Fifteen-year-olds Danny Ferry and Manpreet Deol - both S5 pupils at Shawlands Academy - are studying Intermediate 2 hospitality and Intermediate 1 Italian. The school's Italian assistant, Matteo Mezzanotte, is also taking part in the culinary excellence programme so that he can pass on the relevant culinary vocabulary.
In June, along with Mrs Bryce and the school's principal teacher in pastoral care, Ian Letford, the group will travel to Florence for a week, where the pupils will work in a top formal dining restaurant, one of the best pizzerias and an established enoteca (wine tasting bar) under the tutelage of a sommelier (wine waiter). They will also tour Florence's food markets, take Italian classes organised by the British Institute and have a day's tuition in a cookery school run in an 11th-century farmhouse. For some pupils it will be their first trip abroad.
Danny hopes to follow in the path of Jay Singh, a pupil who took part in the programme three years ago and is now a full-time chef in Mr Maule's restaurant.
"It's been a really great experience, just getting the opportunity to work with such a good chef and seeing how it's done," he says.
"Most of my friends are jealous that I've got the opportunity to go to Italy and work with Brian Maule."
For Manpreet, whose father is a chef, it is the hotel management side of the business that really interests her. On a visit to the eclectic, ultra-modern Langs hotel in Glasgow she discovered her dream job - room division manager - which involves designing the decor for each room in the hotel, so she hopes to go on to the Glasgow School of Art.
"Culinary excellence is really cool," she says. "It's one of the best subjects and it's the class I actually love coming to."
Mr Maule says: "What we get out of it is the pleasure of seeing the kids enjoy themselves, and giving them an opportunity to do something in the industry before they make a decision about their working life.
"We see their confidence increasing. They are in among adults rather than being treated like kids at school. They are getting an opportunity to find themselves in an environment they would not otherwise see."
Frances Gallagher, adviser in home economics for Glasgow City Council's education improvement services, is the inspiration behind the scheme. As each year goes by, she adds new elements. It began with one school and a chef, Ferrier Richardson, formerly based in Glasgow. Now, 10 schools take part, and Mrs Gallagher is planning a work experience link with Louisville, Kentucky, where Govan High pupils will receive culinary and customer service training.
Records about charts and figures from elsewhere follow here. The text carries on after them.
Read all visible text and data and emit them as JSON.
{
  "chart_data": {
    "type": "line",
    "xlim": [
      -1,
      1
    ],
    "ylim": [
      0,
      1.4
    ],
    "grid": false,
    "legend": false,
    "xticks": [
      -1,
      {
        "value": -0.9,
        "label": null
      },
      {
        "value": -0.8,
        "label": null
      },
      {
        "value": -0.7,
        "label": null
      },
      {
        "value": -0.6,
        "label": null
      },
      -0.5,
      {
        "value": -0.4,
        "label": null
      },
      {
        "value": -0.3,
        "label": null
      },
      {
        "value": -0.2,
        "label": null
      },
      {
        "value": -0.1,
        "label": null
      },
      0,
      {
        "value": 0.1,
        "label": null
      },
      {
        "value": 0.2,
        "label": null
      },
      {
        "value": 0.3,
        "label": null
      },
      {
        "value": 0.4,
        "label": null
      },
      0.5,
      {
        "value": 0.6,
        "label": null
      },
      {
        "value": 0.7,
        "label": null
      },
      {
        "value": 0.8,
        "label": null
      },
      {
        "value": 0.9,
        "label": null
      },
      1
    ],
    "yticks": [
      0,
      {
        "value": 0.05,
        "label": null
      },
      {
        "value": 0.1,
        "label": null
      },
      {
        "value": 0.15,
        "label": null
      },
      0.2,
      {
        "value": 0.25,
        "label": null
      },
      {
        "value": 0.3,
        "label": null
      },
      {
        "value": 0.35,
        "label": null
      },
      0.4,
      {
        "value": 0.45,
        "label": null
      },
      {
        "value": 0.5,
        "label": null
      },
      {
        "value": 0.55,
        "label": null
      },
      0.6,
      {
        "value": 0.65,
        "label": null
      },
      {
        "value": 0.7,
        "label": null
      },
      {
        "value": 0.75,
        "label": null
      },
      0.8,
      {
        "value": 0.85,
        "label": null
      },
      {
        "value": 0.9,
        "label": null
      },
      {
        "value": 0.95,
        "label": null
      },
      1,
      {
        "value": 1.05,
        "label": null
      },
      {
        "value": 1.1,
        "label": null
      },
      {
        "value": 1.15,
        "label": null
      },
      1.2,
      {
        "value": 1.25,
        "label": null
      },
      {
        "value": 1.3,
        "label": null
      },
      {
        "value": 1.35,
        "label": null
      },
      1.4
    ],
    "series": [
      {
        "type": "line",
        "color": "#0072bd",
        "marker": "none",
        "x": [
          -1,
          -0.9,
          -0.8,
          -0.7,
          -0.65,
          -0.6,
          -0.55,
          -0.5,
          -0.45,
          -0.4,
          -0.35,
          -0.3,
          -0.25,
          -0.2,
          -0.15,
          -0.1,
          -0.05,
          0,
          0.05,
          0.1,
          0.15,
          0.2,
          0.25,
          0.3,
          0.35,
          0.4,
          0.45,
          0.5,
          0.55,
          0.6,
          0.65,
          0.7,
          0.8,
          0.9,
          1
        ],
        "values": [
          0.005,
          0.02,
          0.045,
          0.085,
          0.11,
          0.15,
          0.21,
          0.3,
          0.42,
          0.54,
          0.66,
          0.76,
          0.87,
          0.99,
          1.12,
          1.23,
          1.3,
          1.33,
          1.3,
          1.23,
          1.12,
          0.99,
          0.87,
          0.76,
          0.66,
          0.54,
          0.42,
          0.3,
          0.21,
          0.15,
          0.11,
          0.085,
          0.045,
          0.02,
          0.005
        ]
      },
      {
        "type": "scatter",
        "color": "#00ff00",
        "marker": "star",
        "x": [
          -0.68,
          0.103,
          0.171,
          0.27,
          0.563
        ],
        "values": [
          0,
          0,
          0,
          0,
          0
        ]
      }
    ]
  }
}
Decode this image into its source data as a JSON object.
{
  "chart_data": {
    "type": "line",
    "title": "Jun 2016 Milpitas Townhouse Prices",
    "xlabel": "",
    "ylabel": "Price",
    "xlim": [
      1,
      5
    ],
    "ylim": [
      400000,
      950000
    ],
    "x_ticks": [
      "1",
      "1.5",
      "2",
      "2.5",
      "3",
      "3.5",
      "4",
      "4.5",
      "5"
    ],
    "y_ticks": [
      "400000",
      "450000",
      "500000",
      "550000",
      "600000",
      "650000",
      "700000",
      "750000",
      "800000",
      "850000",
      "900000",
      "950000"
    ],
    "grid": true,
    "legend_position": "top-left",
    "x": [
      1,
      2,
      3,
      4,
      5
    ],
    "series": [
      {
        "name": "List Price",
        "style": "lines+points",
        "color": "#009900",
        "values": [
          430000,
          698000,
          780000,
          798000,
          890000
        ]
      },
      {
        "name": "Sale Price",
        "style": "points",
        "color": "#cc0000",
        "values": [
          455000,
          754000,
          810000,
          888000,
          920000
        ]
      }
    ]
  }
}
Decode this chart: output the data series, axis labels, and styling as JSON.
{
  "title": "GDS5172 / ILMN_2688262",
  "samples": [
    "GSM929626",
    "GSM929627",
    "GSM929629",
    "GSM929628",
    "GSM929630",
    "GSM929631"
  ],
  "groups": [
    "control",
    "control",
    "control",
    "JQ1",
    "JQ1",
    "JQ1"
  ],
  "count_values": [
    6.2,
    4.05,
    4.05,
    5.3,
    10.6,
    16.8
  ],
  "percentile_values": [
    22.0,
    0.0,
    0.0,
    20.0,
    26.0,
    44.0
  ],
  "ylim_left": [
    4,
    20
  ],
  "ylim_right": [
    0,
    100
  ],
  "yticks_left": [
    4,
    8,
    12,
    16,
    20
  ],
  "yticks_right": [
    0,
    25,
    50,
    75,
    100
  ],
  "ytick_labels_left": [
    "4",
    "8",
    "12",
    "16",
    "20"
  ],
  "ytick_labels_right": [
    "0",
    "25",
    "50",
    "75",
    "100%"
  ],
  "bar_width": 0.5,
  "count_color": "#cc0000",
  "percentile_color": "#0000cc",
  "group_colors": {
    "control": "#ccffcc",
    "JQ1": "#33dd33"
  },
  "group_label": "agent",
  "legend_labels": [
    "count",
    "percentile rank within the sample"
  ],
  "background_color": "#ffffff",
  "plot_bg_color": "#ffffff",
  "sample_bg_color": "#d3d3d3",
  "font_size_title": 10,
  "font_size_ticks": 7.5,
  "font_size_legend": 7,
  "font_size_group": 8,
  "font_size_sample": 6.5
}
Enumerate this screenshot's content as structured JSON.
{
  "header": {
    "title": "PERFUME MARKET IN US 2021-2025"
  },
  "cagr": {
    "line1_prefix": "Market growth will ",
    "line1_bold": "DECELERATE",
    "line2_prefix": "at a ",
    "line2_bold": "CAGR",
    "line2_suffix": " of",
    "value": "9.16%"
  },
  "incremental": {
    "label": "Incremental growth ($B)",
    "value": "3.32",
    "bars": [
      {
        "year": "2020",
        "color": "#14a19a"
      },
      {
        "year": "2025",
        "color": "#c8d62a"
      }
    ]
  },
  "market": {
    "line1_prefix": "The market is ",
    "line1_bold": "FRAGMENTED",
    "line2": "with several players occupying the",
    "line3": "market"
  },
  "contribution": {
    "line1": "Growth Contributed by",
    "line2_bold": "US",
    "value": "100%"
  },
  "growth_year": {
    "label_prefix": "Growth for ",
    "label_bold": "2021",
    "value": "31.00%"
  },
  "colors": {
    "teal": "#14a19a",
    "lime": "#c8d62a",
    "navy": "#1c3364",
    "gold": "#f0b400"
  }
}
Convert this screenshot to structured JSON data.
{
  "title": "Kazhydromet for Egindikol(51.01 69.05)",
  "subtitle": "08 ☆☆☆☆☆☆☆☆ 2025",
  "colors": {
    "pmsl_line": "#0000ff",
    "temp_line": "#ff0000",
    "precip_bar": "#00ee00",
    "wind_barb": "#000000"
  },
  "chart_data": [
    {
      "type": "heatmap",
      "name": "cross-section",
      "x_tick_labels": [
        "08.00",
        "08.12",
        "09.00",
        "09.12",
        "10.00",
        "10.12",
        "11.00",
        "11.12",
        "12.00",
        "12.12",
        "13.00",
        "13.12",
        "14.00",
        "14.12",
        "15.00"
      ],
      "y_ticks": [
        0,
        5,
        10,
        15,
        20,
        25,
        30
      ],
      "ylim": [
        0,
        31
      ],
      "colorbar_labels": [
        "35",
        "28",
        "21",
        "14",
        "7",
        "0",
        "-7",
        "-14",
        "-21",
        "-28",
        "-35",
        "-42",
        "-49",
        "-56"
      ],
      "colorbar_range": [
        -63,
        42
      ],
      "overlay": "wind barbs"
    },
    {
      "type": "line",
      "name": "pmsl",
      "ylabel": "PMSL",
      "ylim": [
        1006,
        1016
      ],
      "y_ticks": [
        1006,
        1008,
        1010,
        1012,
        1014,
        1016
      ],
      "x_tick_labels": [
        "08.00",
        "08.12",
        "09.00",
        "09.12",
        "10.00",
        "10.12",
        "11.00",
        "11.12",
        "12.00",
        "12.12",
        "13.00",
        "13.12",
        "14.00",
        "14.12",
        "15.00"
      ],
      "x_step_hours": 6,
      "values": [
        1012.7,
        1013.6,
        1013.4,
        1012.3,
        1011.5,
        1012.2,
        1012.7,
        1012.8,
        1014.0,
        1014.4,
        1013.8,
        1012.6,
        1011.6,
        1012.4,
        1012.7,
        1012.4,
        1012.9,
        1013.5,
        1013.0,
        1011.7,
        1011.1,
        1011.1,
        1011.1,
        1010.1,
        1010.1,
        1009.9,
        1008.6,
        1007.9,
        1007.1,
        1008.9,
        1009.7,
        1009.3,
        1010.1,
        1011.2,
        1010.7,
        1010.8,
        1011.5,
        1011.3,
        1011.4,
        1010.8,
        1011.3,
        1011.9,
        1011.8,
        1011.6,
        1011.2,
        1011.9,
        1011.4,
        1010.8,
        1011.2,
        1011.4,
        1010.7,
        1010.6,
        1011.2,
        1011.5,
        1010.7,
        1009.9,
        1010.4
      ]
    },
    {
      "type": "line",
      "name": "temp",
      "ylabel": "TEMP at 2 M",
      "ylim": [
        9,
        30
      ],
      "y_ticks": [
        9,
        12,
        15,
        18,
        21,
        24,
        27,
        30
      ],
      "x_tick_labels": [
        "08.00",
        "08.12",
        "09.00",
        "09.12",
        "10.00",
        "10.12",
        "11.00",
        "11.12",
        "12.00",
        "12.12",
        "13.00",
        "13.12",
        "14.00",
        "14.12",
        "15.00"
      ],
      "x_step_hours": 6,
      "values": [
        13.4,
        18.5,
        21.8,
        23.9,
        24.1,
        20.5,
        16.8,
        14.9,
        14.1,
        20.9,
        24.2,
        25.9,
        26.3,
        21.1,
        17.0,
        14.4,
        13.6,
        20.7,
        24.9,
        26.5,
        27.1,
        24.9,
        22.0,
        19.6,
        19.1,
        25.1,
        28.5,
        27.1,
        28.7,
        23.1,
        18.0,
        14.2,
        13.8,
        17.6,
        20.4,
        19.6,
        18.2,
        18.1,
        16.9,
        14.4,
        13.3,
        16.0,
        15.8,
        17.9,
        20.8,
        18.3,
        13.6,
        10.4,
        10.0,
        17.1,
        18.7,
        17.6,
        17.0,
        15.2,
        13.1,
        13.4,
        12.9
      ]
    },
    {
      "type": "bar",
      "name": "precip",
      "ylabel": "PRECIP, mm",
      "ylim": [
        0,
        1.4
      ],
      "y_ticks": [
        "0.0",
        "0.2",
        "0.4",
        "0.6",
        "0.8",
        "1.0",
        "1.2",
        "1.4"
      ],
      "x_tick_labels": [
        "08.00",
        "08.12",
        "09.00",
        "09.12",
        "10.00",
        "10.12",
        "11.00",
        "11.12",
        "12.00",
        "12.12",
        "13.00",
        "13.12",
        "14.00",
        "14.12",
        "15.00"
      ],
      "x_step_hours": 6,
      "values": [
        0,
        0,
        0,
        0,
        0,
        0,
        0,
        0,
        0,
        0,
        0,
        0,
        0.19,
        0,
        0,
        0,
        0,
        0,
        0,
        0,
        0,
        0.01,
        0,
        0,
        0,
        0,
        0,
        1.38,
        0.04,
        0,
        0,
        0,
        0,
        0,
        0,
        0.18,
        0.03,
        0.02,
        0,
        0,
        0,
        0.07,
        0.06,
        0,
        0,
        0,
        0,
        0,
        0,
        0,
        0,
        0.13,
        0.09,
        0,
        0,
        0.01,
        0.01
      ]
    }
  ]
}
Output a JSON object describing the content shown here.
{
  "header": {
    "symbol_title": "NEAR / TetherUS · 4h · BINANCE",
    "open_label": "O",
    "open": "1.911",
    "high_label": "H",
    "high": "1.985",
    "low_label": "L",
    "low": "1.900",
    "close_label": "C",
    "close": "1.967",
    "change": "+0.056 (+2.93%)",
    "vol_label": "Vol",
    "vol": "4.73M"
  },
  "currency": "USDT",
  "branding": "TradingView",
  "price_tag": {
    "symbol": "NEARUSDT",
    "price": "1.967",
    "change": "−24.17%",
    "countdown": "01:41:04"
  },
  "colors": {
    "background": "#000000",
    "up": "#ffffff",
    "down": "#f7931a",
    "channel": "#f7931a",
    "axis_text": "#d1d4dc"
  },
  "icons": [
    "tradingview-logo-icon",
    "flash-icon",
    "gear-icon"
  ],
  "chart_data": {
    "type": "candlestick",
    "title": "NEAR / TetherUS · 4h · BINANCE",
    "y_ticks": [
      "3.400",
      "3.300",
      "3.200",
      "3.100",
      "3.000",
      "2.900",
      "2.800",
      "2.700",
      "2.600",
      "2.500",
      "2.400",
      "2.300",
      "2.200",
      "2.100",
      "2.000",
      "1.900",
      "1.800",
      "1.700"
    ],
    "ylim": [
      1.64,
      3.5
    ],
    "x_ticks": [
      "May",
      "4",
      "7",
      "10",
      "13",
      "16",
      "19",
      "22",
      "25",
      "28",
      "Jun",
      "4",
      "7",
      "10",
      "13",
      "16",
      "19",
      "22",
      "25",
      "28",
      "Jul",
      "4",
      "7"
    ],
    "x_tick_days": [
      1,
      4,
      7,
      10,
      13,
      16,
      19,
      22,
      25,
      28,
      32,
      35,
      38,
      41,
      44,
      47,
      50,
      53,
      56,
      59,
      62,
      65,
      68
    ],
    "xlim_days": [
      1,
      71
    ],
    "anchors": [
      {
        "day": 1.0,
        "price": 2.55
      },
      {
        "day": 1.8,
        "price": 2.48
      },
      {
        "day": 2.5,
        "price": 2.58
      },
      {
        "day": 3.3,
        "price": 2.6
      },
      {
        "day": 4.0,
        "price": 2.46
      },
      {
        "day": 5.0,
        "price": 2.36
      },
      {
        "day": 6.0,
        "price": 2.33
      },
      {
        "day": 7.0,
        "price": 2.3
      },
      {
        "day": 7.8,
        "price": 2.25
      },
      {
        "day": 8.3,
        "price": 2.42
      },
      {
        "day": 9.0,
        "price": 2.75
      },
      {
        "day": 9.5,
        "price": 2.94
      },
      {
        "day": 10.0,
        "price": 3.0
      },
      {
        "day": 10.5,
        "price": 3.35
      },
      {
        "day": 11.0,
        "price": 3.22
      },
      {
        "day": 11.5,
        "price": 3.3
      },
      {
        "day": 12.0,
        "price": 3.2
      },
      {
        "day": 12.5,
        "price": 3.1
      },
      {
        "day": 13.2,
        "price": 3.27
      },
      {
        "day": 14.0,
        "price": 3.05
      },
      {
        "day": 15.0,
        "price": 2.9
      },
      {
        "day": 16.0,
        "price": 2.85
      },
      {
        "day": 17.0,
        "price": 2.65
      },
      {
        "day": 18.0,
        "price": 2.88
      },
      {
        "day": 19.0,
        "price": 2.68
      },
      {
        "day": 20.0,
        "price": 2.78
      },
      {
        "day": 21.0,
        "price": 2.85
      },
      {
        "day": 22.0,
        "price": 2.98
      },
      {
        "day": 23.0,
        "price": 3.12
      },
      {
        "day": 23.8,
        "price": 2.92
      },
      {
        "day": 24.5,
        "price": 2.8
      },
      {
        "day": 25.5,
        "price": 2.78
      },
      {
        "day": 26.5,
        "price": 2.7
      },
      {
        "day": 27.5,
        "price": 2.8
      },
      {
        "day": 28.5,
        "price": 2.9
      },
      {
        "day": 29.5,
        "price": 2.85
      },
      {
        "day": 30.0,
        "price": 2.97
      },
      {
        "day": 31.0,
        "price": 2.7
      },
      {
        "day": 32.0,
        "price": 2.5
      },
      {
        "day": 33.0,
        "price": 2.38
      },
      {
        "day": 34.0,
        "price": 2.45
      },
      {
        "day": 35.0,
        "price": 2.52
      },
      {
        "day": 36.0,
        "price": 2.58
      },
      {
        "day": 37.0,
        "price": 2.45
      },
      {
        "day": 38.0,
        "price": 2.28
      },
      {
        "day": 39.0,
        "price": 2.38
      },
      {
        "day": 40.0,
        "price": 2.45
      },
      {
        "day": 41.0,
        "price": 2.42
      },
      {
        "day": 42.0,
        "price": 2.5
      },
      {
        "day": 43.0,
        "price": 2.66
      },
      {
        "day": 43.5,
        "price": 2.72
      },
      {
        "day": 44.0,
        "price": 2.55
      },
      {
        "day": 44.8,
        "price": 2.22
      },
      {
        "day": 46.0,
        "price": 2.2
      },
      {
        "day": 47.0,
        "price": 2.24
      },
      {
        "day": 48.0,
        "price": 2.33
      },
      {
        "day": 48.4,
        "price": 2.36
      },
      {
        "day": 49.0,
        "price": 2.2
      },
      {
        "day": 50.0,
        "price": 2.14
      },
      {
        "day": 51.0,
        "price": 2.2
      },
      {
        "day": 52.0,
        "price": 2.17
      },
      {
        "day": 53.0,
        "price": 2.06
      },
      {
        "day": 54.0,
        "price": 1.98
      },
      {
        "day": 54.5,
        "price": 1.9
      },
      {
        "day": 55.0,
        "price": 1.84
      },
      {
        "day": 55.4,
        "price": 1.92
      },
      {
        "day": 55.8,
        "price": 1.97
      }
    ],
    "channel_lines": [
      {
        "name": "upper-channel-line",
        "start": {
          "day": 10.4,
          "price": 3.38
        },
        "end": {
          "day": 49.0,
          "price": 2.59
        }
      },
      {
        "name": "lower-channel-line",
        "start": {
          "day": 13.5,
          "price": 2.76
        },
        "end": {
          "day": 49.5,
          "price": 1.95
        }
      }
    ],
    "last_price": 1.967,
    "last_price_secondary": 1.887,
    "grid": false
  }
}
Since its inception, 75 per cent of the pupils involved in the culinary excellence programme have gone on to work in the hospitality industry. Even the 25 per cent who have chosen different routes have learnt many life skills and found a sense of purpose.
Mrs Gallagher says: "It links into another project we run called Learning with Living and Earning. It helps them to understand the purpose of education; it makes it a meaningful experience for them."
She also sees an impact on attendance, behaviour, and motivation of all those who take part.
Ultimately, she would like the council to run its own training hotel for the programme.